Rücksicht und Respekt als Teil der Sicherheitskultur 

«Bei uns geht es aber nicht nur um den Schutz vor potenziell gefährlichen Geräten, Maschinen oder Chemikalien oder um die Einhaltung gesetzlicher Vorgaben nach OR, UVG oder ArG», betont Merz. «Wir tragen Verantwortung für Menschen, die oft in sehr schwierigen Lebenssituationen stecken.» Neben dem physischen Schutz wolle man ihnen auch psychische Sicherheit bieten. Es gehe darum, den Menschen mit Würde zu begegnen und ihnen einen Raum zu geben, in dem sie sich entwickeln und Eigenverantwortung übernehmen können – ohne Angst und ohne Hürden. Auch das sei ein wichtiger Teil des Gesundheitsschutzes. 

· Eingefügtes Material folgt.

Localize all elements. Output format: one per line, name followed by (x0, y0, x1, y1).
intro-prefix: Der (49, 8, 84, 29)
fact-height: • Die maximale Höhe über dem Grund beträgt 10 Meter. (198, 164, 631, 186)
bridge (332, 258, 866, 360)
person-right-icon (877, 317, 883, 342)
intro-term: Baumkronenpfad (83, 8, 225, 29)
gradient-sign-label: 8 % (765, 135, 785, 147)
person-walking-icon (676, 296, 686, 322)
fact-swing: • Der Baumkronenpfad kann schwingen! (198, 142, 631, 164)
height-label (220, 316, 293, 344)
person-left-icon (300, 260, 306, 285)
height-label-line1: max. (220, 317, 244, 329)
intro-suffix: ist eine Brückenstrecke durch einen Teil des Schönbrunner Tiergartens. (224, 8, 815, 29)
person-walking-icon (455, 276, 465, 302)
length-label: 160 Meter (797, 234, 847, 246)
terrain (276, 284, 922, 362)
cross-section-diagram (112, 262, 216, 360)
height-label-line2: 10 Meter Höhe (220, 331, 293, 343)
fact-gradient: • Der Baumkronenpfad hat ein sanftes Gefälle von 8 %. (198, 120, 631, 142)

Damit meint Merz Fragen wie: Darf man einen Mitarbeitenden mit der Aufgabe betrauen, abgelaufene Pakete mit Reis zu entsorgen, wenn er aus einem Land kommt, in dem viele Hunger leiden? Oder kann ein Kriegsflüchtling einen Auftrag aus der Waffenindustrie übernehmen? Für Daniela Merz sind das keine Nebenschauplätze, sondern zentrale Fragen, um eine sichere, gesunde und nachhaltige Arbeitsumgebung zu schaffen. «Die ISO 45001 hilft, unsere Haltung verbindlich zu machen», sagt sie. Sie fördere eine Kultur, in der gegenseitige Rücksichtnahme, Respekt und Vertrauen genauso wichtig sind wie Schutzbrillen und Sicherheitsschuhe.  

 

Diese 4 Massnahmen stärken die persönlichen Ressourcen der Mitarbeitenden

Quelle: SUVA

 

Ein System, das funktioniert, weil die Menschen es verstehen

Um die ISO 45001 möglichst passgenau für die Plus34 AG und ihre Betriebe umzusetzen, entwickelte die Organisation eine eigene Qualitätssoftware, die das Gesamtpaket rund um das Thema Sicherheit- und Gesundheitsschutz abdeckt. Eine Arbeitsplatzanalyse wird dabei genauso erfasst wie der Sicherheitskompetenznachweis jedes einzelnen Mitarbeitenden. Ein zentrales Kriterium bei der Entwicklung war: Die Applikation und die daraus entwickelten Tools müssen praxistauglich und einfach umsetzbar und verständlich für alle sein. «Sonst besteht die Gefahr, dass das Ganze schnell zum «Papiertiger» wird und im Alltag untergeht», erklärt Merz. Zum Glück sei das aber nicht der Fall. Zwei Beispiele: Bei der Montage einer neuen Leuchte verzichten Mitarbeitende auf waghalsige Improvisationen und fahren lieber 30 Minuten, um eine passende Leiter zu holen. Oder bei einem Rundgang weist ein Mitarbeitender darauf hin, dass Daniela Merz’ Schuhbändel offen sind und sie stolpern könnte. Für Merz sind das die besten Zeichen dafür, dass die Sicherheitskultur tatsächlich gelebt wird. Dass die ISO 45001 mehr ist als ein Regelwerk, und dass Mitarbeitende lernen, Verantwortung nicht nur für sich selbst, sondern auch füreinander zu übernehmen. 

 

Messbarer Erfolg mit Vorbildcharakter

Was im Alltag spürbar ist, lässt sich auch in Zahlen belegen: Bereits im ersten Jahr nach Einführung der ISO 45001 konnte die Plus34 AG die Zahl der Betriebs- und Nichtbetriebsunfälle um gut die Hälfte reduzieren. Für Daniela Merz ist das nicht nur ein Erfolg in Bezug auf die gelebte Verantwortung gegenüber den Mitarbeitenden, sondern auch ein wirtschaftlich relevanter Faktor. Denn Unfälle oder krankheitsbedingte Ausfälle können ein Unternehmen erheblich belasten – etwa durch Lohnfortzahlungen, den Aufwand für die Einarbeitung von Ersatzkräften oder steigende Versicherungsprämien. Für Merz steht deshalb fest: Die Entscheidung für die ISO 45001 war richtig und ein Beweis dafür, dass sich dieser Standard auch für Organisationen ausserhalb von Industrie und Bau bestens eignet.